Quintiles Transnational's second quarter 2002 financial briefing will be held at 11 a.m. EDT on Thursday, July 18, and will be broadcast live over the Web. Interested parties can access the Webcast at http://www.quintiles.com/corporate_info/broadcast_center (access expired). Additionally, a replay of the Webcast will be available via the same link about two hours after completion of the call, and will be archived for on-demand replay through 5 p.m. EDT, Thursday, Aug. 1, 2002.
Quintiles Transnational helps improve healthcare worldwide by providing a broad range of professional services, information and partnering solutions to the pharmaceutical, biotechnology and healthcare industries. Headquartered near Research Triangle Park, North Carolina, Quintiles is a member of the S&P 500 and Fortune 1000. For more information visit the company's Web site at www.quintiles.com.
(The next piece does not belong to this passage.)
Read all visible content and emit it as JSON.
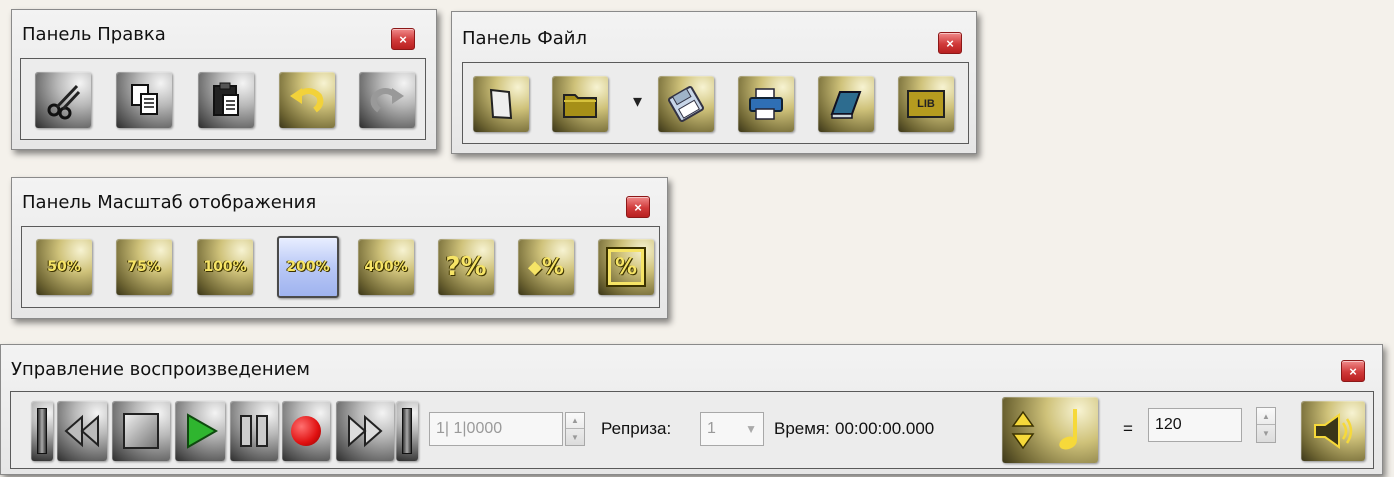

The schedule attached to this release is an integral part of this release. Information in this press release contains "forward-looking statements" about Quintiles. These statements involve risks and uncertainties that could cause actual results to differ materially, including without limitation, the risk the market for our products and services will not grow as we expect, the risk that our PharmaBio transactions will not generate revenues or profit at the rate or levels we anticipate or that royalty revenues under the PharmaBio agreements may not be adequate to offset Quintiles' upfront and ongoing expenses in providing sales and marketing services or in making milestone and marketing payments, our ability to efficiently distribute backlog among project management groups and match demand to resources, actual operating performance, the actual savings and operating improvements resulting from the restructuring, the ability to maintain large customer contracts or to enter into new contracts, changes in trends in the pharmaceutical industry, and the ability to operate successfully in new lines of business. Additional factors that could cause actual results to differ materially are discussed in the company's recent filings with the Securities and Exchange Commission, including but not limited to its Annual Report on Form 10-K, its Form 8-Ks, and its other periodic reports, including Form 10-Qs.